When asked which foreign policy issues worry them the most, 42 percent of our reader sample told us they were most concerned about climate change. From Shoreline, Wash., Julene Newland-Pyfer noted that climate change has especially adverse effects on those who are already marginalized. “Climate change affects everyone worldwide, especially the poor and most vulnerable,” she said. “I am horrified that the president has withdrawn the United States from the Paris climate accords. We should be leading these efforts.”
Many readers also pointed out that in comparison with other foreign policy issues, climate change’s consequences are the broadest and have the most impact. Mary Louise Hartman of Princeton, N.J., explained, “If we do not get climate change under control, we will have to worry twice as much about all the other issues.” Kelly White O’Neill of Santa Maria, Calif., agreed: “The destruction of the planet makes everything else moot. And the fact that my own country won’t even face the truth about this makes it doubly important to contend with.”

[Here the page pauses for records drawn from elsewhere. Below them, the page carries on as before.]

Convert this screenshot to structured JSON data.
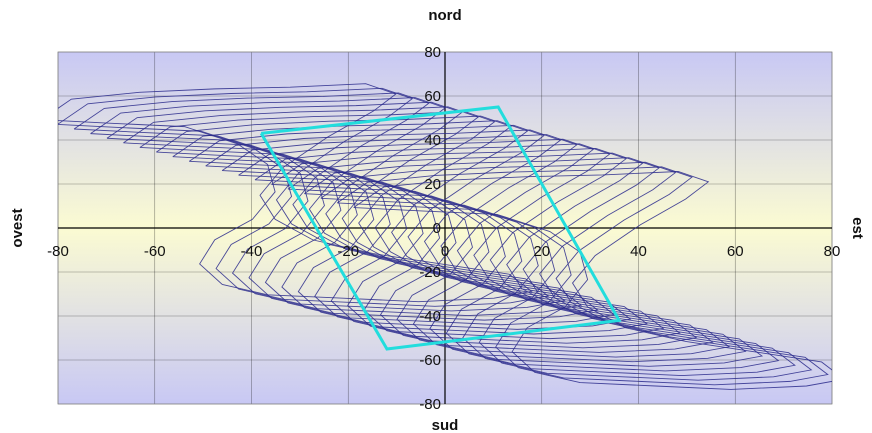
{
  "chart_data": {
    "type": "line",
    "title_top": "nord",
    "title_bottom": "sud",
    "label_left": "ovest",
    "label_right": "est",
    "xlim": [
      -80,
      80
    ],
    "ylim": [
      -80,
      80
    ],
    "x_ticks": [
      -80,
      -60,
      -40,
      -20,
      0,
      20,
      40,
      60,
      80
    ],
    "y_ticks": [
      80,
      60,
      40,
      20,
      0,
      -20,
      -40,
      -60,
      -80
    ],
    "x_tick_labels": [
      "-80",
      "-60",
      "-40",
      "-20",
      "0",
      "20",
      "40",
      "60",
      "80"
    ],
    "y_tick_labels": [
      "80",
      "60",
      "40",
      "20",
      "0",
      "-20",
      "-40",
      "-60",
      "-80"
    ],
    "grid": true,
    "background": "vertical gradient: lavender at top and bottom, pale yellow at center",
    "colors": {
      "curves": "#2a2a8c",
      "highlight": "#22dddd",
      "bg_edge": "#c8c8f4",
      "bg_center": "#fbfbd2",
      "grid": "#000000"
    },
    "series": [
      {
        "points": [
          [
            -38,
            43
          ],
          [
            11,
            55
          ],
          [
            36,
            -42
          ],
          [
            -12,
            -55
          ],
          [
            -38,
            43
          ]
        ]
      }
    ],
    "curve_family": {
      "count": 20,
      "shift_x_start": -32,
      "shift_x_step": 3.4,
      "shift_y_start": 18,
      "shift_y_step": -2.1,
      "base_shape": [
        [
          -66,
          40
        ],
        [
          -58,
          52
        ],
        [
          -40,
          56
        ],
        [
          -20,
          58
        ],
        [
          0,
          59
        ],
        [
          20,
          61
        ],
        [
          28,
          55
        ],
        [
          22,
          45
        ],
        [
          10,
          30
        ],
        [
          -2,
          12
        ],
        [
          -8,
          -4
        ],
        [
          -4,
          -18
        ],
        [
          6,
          -30
        ],
        [
          22,
          -38
        ],
        [
          40,
          -44
        ],
        [
          58,
          -50
        ],
        [
          64,
          -60
        ],
        [
          54,
          -64
        ],
        [
          34,
          -66
        ],
        [
          14,
          -64
        ],
        [
          -6,
          -62
        ],
        [
          -18,
          -56
        ],
        [
          -24,
          -44
        ],
        [
          -20,
          -30
        ],
        [
          -10,
          -18
        ],
        [
          -4,
          -2
        ],
        [
          -6,
          14
        ],
        [
          -14,
          26
        ],
        [
          -28,
          36
        ],
        [
          -48,
          38
        ],
        [
          -66,
          40
        ]
      ]
    }
  }
}
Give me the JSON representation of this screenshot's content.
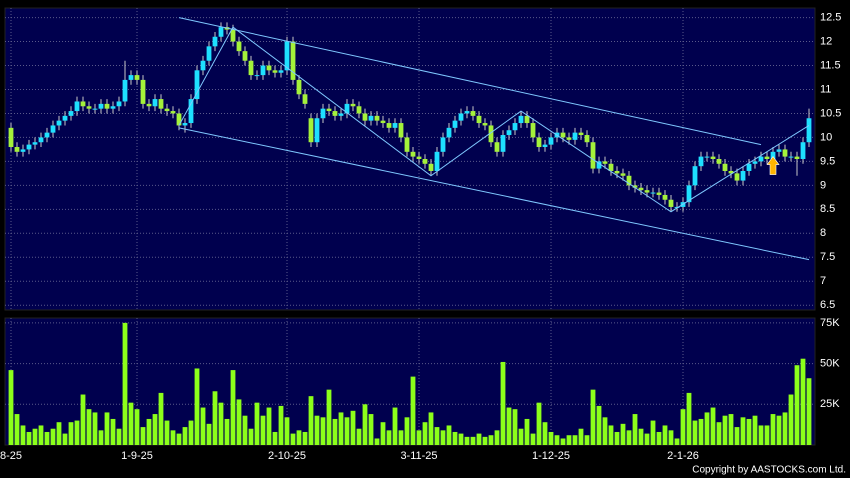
{
  "chart_data": [
    {
      "type": "candlestick",
      "up_color": "#1ee0ff",
      "down_color": "#a4f23a",
      "background": "#00004e",
      "grid": true,
      "xlim": [
        -1,
        134
      ],
      "xticks": [
        {
          "value": 0,
          "label": "8-25"
        },
        {
          "value": 21,
          "label": "1-9-25"
        },
        {
          "value": 46,
          "label": "2-10-25"
        },
        {
          "value": 68,
          "label": "3-11-25"
        },
        {
          "value": 90,
          "label": "1-12-25"
        },
        {
          "value": 112,
          "label": "2-1-26"
        }
      ],
      "ylim": [
        6.4,
        12.7
      ],
      "yticks": [
        6.5,
        7,
        7.5,
        8,
        8.5,
        9,
        9.5,
        10,
        10.5,
        11,
        11.5,
        12,
        12.5
      ],
      "open": [
        10.2,
        9.8,
        9.7,
        9.75,
        9.85,
        9.9,
        10.0,
        10.1,
        10.25,
        10.35,
        10.45,
        10.55,
        10.75,
        10.65,
        10.6,
        10.6,
        10.7,
        10.6,
        10.65,
        10.75,
        11.2,
        11.3,
        11.2,
        10.7,
        10.65,
        10.8,
        10.6,
        10.55,
        10.5,
        10.25,
        10.3,
        10.8,
        11.4,
        11.6,
        11.9,
        12.1,
        12.3,
        12.25,
        12.0,
        11.8,
        11.6,
        11.3,
        11.3,
        11.5,
        11.4,
        11.35,
        11.4,
        12.0,
        11.2,
        10.9,
        10.4,
        9.9,
        10.4,
        10.6,
        10.55,
        10.45,
        10.5,
        10.7,
        10.65,
        10.5,
        10.35,
        10.45,
        10.35,
        10.3,
        10.2,
        10.3,
        10.0,
        9.7,
        9.6,
        9.55,
        9.45,
        9.3,
        9.7,
        10.0,
        10.2,
        10.35,
        10.5,
        10.55,
        10.45,
        10.3,
        10.25,
        9.9,
        9.7,
        10.05,
        10.15,
        10.3,
        10.45,
        10.3,
        10.0,
        9.8,
        9.85,
        10.0,
        10.1,
        10.0,
        9.95,
        10.1,
        10.05,
        9.9,
        9.35,
        9.5,
        9.45,
        9.3,
        9.25,
        9.2,
        9.0,
        8.95,
        8.9,
        8.85,
        8.85,
        8.8,
        8.7,
        8.55,
        8.55,
        8.65,
        9.0,
        9.4,
        9.6,
        9.6,
        9.55,
        9.45,
        9.3,
        9.25,
        9.1,
        9.3,
        9.45,
        9.5,
        9.6,
        9.55,
        9.7,
        9.75,
        9.6,
        9.6,
        9.55,
        9.9
      ],
      "high": [
        10.3,
        9.9,
        9.85,
        9.95,
        10.0,
        10.1,
        10.2,
        10.35,
        10.45,
        10.55,
        10.65,
        10.85,
        10.85,
        10.75,
        10.7,
        10.8,
        10.8,
        10.75,
        10.85,
        11.6,
        11.4,
        11.4,
        11.3,
        10.8,
        10.9,
        10.9,
        10.7,
        10.65,
        10.6,
        10.4,
        10.9,
        11.5,
        11.7,
        12.0,
        12.2,
        12.4,
        12.4,
        12.35,
        12.1,
        11.9,
        11.7,
        11.4,
        11.6,
        11.6,
        11.5,
        11.5,
        12.1,
        12.1,
        11.3,
        11.0,
        10.5,
        10.5,
        10.7,
        10.7,
        10.65,
        10.6,
        10.8,
        10.8,
        10.75,
        10.6,
        10.55,
        10.55,
        10.45,
        10.4,
        10.4,
        10.4,
        10.1,
        9.8,
        9.7,
        9.65,
        9.55,
        9.8,
        10.1,
        10.3,
        10.45,
        10.6,
        10.65,
        10.65,
        10.55,
        10.4,
        10.35,
        10.0,
        10.15,
        10.25,
        10.4,
        10.55,
        10.55,
        10.4,
        10.1,
        9.95,
        10.1,
        10.2,
        10.2,
        10.1,
        10.2,
        10.2,
        10.15,
        10.0,
        9.6,
        9.6,
        9.55,
        9.4,
        9.35,
        9.3,
        9.1,
        9.05,
        9.0,
        8.95,
        8.95,
        8.9,
        8.8,
        8.65,
        8.75,
        9.1,
        9.5,
        9.7,
        9.7,
        9.7,
        9.65,
        9.55,
        9.4,
        9.35,
        9.4,
        9.55,
        9.6,
        9.7,
        9.7,
        9.8,
        9.85,
        9.85,
        9.7,
        9.7,
        10.0,
        10.6
      ],
      "low": [
        9.7,
        9.6,
        9.6,
        9.65,
        9.75,
        9.8,
        9.9,
        10.0,
        10.15,
        10.25,
        10.35,
        10.45,
        10.55,
        10.5,
        10.5,
        10.5,
        10.5,
        10.5,
        10.55,
        10.65,
        11.1,
        11.1,
        10.6,
        10.55,
        10.55,
        10.5,
        10.45,
        10.4,
        10.15,
        10.1,
        10.2,
        10.7,
        11.3,
        11.5,
        11.8,
        12.0,
        12.15,
        11.9,
        11.7,
        11.5,
        11.2,
        11.2,
        11.2,
        11.3,
        11.25,
        11.25,
        11.3,
        11.1,
        10.8,
        10.6,
        9.8,
        9.8,
        10.3,
        10.45,
        10.35,
        10.35,
        10.4,
        10.55,
        10.4,
        10.25,
        10.25,
        10.25,
        10.2,
        10.1,
        10.1,
        9.9,
        9.6,
        9.5,
        9.45,
        9.35,
        9.2,
        9.2,
        9.6,
        9.9,
        10.1,
        10.25,
        10.4,
        10.35,
        10.2,
        10.15,
        9.8,
        9.6,
        9.6,
        9.95,
        10.05,
        10.2,
        10.2,
        9.9,
        9.7,
        9.7,
        9.75,
        9.9,
        9.9,
        9.85,
        9.85,
        9.95,
        9.8,
        9.25,
        9.25,
        9.35,
        9.2,
        9.15,
        9.1,
        8.9,
        8.85,
        8.8,
        8.75,
        8.75,
        8.7,
        8.6,
        8.45,
        8.45,
        8.45,
        8.55,
        8.9,
        9.3,
        9.5,
        9.45,
        9.35,
        9.2,
        9.15,
        9.0,
        9.0,
        9.2,
        9.35,
        9.4,
        9.45,
        9.45,
        9.6,
        9.5,
        9.5,
        9.2,
        9.45,
        9.8
      ],
      "close": [
        9.8,
        9.7,
        9.75,
        9.85,
        9.9,
        10.0,
        10.1,
        10.25,
        10.35,
        10.45,
        10.55,
        10.75,
        10.65,
        10.6,
        10.6,
        10.7,
        10.6,
        10.65,
        10.75,
        11.2,
        11.3,
        11.2,
        10.7,
        10.65,
        10.8,
        10.6,
        10.55,
        10.5,
        10.25,
        10.3,
        10.8,
        11.4,
        11.6,
        11.9,
        12.1,
        12.3,
        12.25,
        12.0,
        11.8,
        11.6,
        11.3,
        11.3,
        11.5,
        11.4,
        11.35,
        11.4,
        12.0,
        11.2,
        10.9,
        10.7,
        9.9,
        10.4,
        10.6,
        10.55,
        10.45,
        10.5,
        10.7,
        10.65,
        10.5,
        10.35,
        10.45,
        10.35,
        10.3,
        10.2,
        10.3,
        10.0,
        9.7,
        9.6,
        9.55,
        9.45,
        9.3,
        9.7,
        10.0,
        10.2,
        10.35,
        10.5,
        10.55,
        10.45,
        10.3,
        10.25,
        9.9,
        9.7,
        10.05,
        10.15,
        10.3,
        10.45,
        10.3,
        10.0,
        9.8,
        9.85,
        10.0,
        10.1,
        10.0,
        9.95,
        10.1,
        10.05,
        9.9,
        9.35,
        9.5,
        9.45,
        9.3,
        9.25,
        9.2,
        9.0,
        8.95,
        8.9,
        8.85,
        8.85,
        8.8,
        8.7,
        8.55,
        8.55,
        8.65,
        9.0,
        9.4,
        9.6,
        9.6,
        9.55,
        9.45,
        9.3,
        9.25,
        9.1,
        9.3,
        9.45,
        9.5,
        9.6,
        9.55,
        9.7,
        9.75,
        9.6,
        9.6,
        9.55,
        9.9,
        10.4
      ],
      "trendlines": {
        "color": "#7fc8ff",
        "lines": [
          [
            [
              28,
              12.5
            ],
            [
              125,
              9.85
            ]
          ],
          [
            [
              28,
              10.2
            ],
            [
              133,
              7.45
            ]
          ],
          [
            [
              28,
              10.25
            ],
            [
              37,
              12.3
            ],
            [
              70,
              9.2
            ],
            [
              85,
              10.55
            ],
            [
              110,
              8.45
            ],
            [
              133,
              10.25
            ]
          ]
        ]
      },
      "markers": [
        {
          "x": 127,
          "y": 9.6,
          "color": "#ffb400"
        }
      ]
    },
    {
      "type": "volume",
      "color": "#8cff1a",
      "background": "#00004e",
      "grid": true,
      "xlim": [
        -1,
        134
      ],
      "xticks": [
        {
          "value": 0,
          "label": "8-25"
        },
        {
          "value": 21,
          "label": "1-9-25"
        },
        {
          "value": 46,
          "label": "2-10-25"
        },
        {
          "value": 68,
          "label": "3-11-25"
        },
        {
          "value": 90,
          "label": "1-12-25"
        },
        {
          "value": 112,
          "label": "2-1-26"
        }
      ],
      "ylim": [
        0,
        78000
      ],
      "yticks": [
        {
          "value": 25000,
          "label": "25K"
        },
        {
          "value": 50000,
          "label": "50K"
        },
        {
          "value": 75000,
          "label": "75K"
        }
      ],
      "values": [
        46000,
        19000,
        12000,
        8000,
        10000,
        12000,
        8000,
        10000,
        14000,
        7000,
        14000,
        15000,
        31000,
        22000,
        20000,
        9000,
        20000,
        16000,
        10000,
        75000,
        26000,
        22000,
        11000,
        16000,
        19000,
        32000,
        15000,
        9000,
        7000,
        11000,
        15000,
        47000,
        23000,
        13000,
        33000,
        26000,
        16000,
        46000,
        28000,
        18000,
        10000,
        26000,
        18000,
        23000,
        8000,
        24000,
        17000,
        7000,
        9000,
        8000,
        30000,
        18000,
        17000,
        34000,
        16000,
        20000,
        17000,
        21000,
        10000,
        25000,
        19000,
        4000,
        14000,
        9000,
        23000,
        9000,
        17000,
        42000,
        9000,
        14000,
        20000,
        11000,
        9000,
        12000,
        8000,
        7000,
        5000,
        5000,
        7000,
        5000,
        6000,
        9000,
        51000,
        23000,
        22000,
        10000,
        16000,
        7000,
        26000,
        14000,
        8000,
        6000,
        4000,
        6000,
        6000,
        10000,
        6000,
        34000,
        24000,
        17000,
        12000,
        8000,
        13000,
        9000,
        19000,
        10000,
        7000,
        15000,
        8000,
        12000,
        9000,
        4000,
        22000,
        32000,
        15000,
        16000,
        20000,
        23000,
        14000,
        18000,
        19000,
        11000,
        17000,
        16000,
        18000,
        12000,
        12000,
        19000,
        18000,
        20000,
        31000,
        49000,
        53000,
        41000
      ]
    }
  ],
  "footer": "Copyright by AASTOCKS.com Ltd."
}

Twenty-four percent of respondents to our informal survey said that nuclear proliferation worried them more than any other foreign policy issue. Mike Griffin of East Marion, N.Y., told America that his “greatest fear” is “President Trump initiating or antagonizing a nuclear war with North Korea.” An anonymous reader from Fishkill, N.Y., said, “I am very much afraid that nuclear war is more likely now than at any other time in my lifetime—and I lived during the Cold War, hiding under my desk for those ridiculous drills.”
Relations with Russia were deemed the next greatest cause for concern among foreign policy issues, with 13 percent of readers choosing this option. Philip Sclafani of Los Angeles, Calif., explained, “Russia is a formidable clandestine supporter of propagandistic incitement in Georgia, Ukraine, Brexit and on a much larger scale in the U.S. presidential election.”